Fitness consequences of structural variation inferred from a House Finch pangenome

Data files

Nov 07, 2024 version files 64.89 GB

Select up to 11 GB of files for download

Abstract

Genomic structural variants (SVs) play a crucial role in adaptive evolution, yet their average fitness effects and characterization with pangenome tools are understudied in wild animal populations. We constructed a pangenome for House Finches, a model for studies of host-pathogen coevolution, using long-read sequence data on 16 individuals (32 de novo-assembled haplotypes) and one outgroup.
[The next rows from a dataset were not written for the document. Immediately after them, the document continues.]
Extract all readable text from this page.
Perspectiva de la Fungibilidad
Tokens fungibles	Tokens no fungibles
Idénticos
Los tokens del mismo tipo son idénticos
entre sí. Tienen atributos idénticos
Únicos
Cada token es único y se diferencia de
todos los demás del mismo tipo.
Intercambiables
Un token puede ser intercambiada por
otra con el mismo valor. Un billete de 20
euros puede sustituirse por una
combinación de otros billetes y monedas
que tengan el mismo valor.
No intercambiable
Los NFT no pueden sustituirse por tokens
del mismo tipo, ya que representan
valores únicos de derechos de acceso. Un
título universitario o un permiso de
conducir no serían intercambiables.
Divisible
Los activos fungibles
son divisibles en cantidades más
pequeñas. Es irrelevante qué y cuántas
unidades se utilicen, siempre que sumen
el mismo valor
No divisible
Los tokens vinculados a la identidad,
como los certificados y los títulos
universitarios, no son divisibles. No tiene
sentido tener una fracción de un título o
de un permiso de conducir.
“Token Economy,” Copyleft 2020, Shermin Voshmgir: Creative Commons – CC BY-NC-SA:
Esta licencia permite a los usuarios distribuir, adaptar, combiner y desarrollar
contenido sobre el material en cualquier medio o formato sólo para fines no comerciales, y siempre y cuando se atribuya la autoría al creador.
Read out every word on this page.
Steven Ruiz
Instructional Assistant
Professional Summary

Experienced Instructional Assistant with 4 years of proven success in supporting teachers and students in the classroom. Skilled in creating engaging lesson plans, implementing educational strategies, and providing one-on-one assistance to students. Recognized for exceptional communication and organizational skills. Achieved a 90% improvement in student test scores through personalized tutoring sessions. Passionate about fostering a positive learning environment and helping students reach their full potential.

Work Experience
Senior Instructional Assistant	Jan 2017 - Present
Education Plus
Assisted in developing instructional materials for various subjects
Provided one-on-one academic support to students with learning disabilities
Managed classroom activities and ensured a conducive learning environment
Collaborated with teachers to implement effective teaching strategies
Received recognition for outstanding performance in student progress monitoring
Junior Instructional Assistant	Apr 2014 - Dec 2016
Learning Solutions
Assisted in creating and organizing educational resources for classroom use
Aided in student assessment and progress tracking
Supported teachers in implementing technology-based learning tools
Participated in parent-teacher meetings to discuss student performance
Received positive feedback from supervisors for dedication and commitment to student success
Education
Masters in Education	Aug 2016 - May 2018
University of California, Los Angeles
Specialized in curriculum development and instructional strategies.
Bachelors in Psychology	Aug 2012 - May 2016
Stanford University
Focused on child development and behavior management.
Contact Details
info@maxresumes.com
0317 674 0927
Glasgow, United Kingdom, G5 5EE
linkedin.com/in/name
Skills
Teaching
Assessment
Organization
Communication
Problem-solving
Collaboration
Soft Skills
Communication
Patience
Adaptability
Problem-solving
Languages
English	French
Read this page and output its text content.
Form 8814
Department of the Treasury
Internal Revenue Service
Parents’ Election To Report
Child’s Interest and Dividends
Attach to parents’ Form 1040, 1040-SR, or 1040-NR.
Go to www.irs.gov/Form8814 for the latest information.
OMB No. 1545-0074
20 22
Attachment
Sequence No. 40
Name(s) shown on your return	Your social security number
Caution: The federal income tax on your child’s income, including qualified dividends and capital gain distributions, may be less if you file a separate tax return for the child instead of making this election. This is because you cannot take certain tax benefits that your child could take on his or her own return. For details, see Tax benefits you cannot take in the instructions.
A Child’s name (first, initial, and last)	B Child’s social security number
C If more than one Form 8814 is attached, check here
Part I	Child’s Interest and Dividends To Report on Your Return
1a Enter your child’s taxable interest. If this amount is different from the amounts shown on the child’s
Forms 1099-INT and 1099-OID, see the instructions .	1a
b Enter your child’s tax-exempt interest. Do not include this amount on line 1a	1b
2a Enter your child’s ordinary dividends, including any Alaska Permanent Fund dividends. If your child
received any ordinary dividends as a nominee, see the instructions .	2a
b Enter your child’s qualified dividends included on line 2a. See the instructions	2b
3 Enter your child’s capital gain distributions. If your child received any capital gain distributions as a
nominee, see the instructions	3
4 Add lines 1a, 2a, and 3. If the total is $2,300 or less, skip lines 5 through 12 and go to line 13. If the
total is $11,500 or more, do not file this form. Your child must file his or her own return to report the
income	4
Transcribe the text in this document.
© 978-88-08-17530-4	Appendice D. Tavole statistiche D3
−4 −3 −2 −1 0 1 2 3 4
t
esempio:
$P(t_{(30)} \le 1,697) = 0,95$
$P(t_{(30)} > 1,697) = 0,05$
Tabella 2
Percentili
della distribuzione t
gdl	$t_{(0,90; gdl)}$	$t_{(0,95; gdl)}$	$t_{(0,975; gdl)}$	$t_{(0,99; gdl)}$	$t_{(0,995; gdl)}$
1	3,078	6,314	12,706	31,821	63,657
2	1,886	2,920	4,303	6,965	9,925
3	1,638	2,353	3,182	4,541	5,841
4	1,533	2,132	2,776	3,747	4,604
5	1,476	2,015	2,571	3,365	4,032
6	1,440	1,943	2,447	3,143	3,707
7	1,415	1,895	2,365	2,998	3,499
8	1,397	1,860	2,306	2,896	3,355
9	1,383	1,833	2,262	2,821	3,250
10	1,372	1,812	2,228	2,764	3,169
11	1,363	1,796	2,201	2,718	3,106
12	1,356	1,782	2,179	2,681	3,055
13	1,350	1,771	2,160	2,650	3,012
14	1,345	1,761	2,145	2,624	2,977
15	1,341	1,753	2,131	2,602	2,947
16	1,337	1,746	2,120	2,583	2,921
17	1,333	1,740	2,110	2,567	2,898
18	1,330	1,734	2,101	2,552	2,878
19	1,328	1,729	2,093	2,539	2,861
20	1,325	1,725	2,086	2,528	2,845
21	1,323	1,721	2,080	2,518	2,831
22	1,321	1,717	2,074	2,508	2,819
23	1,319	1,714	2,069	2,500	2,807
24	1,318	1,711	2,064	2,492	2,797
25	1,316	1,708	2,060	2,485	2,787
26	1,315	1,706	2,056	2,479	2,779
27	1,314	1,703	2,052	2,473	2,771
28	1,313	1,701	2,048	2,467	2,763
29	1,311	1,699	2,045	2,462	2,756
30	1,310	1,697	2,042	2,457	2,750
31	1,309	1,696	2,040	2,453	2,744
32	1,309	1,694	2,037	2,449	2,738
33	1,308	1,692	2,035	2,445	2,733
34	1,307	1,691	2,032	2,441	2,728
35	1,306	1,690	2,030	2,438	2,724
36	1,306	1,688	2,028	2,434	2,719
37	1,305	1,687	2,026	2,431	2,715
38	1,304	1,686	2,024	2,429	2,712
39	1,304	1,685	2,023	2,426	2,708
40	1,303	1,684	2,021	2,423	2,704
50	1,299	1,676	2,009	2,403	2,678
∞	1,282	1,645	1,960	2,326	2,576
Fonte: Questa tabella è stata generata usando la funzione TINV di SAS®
We identified 643,207 SVs larger than 50 base pairs, mostly (60%) involving repetitive elements, with reduced SV diversity in the eastern US as a result of its introduction by humans. The distribution of fitness effects of genome-wide SVs was estimated using maximum likelihood approaches and showed SVs in both coding and non-coding regions to be on average more deleterious than smaller indels or single nucleotide polymorphisms. Our reference-free pangenome facilitated the discovery of a 10-million-year-old, 11-megabase-long pericentric inversion, whose genotype frequency increased steadily over the 25 years since House Finches were first exposed to the bacterial pathogen Mycoplasma gallispecticum and which showed signatures of balancing selection, capturing genes related to immunity and telomerase activity. We also observed shorter telomeres in populations with a greater number of years of exposure to Mycoplasma. Our study illustrates the utility of applying pangenome methods to wild animal populations, helps estimate the fitness effects of genome-wide SVs, and advances our understanding of adaptive evolution through structural variation.